Cervas won’t name a date of pickup for the small branches but said crews will work on it as weather and personnel availability permits.
Geneva Township Trustee Tim Mills said township crews will be out within the next two weeks to pick up branches left near the roads.
“But we won’t go into yards to do cleanups or anything. If the branches are near the road, we’ll take them,” he said.
Mills said many township residents already have cleaned up their properties and have burned their branches.
“But we understand burning isn’t an option for everyone, so we’ll come around and get the branches people leave out,” he said.
The branches will be chipped into mulch, Mills said.

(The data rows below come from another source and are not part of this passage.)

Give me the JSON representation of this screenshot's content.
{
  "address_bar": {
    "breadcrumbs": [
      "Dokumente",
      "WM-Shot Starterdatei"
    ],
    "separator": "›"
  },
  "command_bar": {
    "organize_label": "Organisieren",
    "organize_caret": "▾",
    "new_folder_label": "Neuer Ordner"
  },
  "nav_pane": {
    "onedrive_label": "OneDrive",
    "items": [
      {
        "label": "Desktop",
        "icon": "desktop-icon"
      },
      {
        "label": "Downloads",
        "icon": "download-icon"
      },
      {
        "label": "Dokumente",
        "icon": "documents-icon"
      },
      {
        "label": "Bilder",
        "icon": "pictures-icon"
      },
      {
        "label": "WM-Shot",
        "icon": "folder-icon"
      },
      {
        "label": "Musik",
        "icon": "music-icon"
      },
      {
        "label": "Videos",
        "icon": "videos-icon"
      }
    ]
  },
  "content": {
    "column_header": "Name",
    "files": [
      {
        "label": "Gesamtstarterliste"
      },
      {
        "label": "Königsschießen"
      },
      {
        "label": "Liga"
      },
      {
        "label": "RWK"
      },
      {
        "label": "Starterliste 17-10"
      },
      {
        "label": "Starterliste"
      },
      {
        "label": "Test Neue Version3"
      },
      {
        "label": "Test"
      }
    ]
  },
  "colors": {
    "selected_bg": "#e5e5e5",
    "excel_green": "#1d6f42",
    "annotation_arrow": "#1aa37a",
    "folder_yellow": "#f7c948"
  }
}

In Geneva, crews are already working on the small-branch pickup, a city employee said.
City residents can put branches up to 3 inches in diameter onto the tree lawns for the chipper. Residents may drop off larger branches and tree limbs at the city recycling center on Austin Road, where they will be processed and added to the city’s mulch pile. City residents are welcome to take free mulch for their gardens during the summer months, the employee said.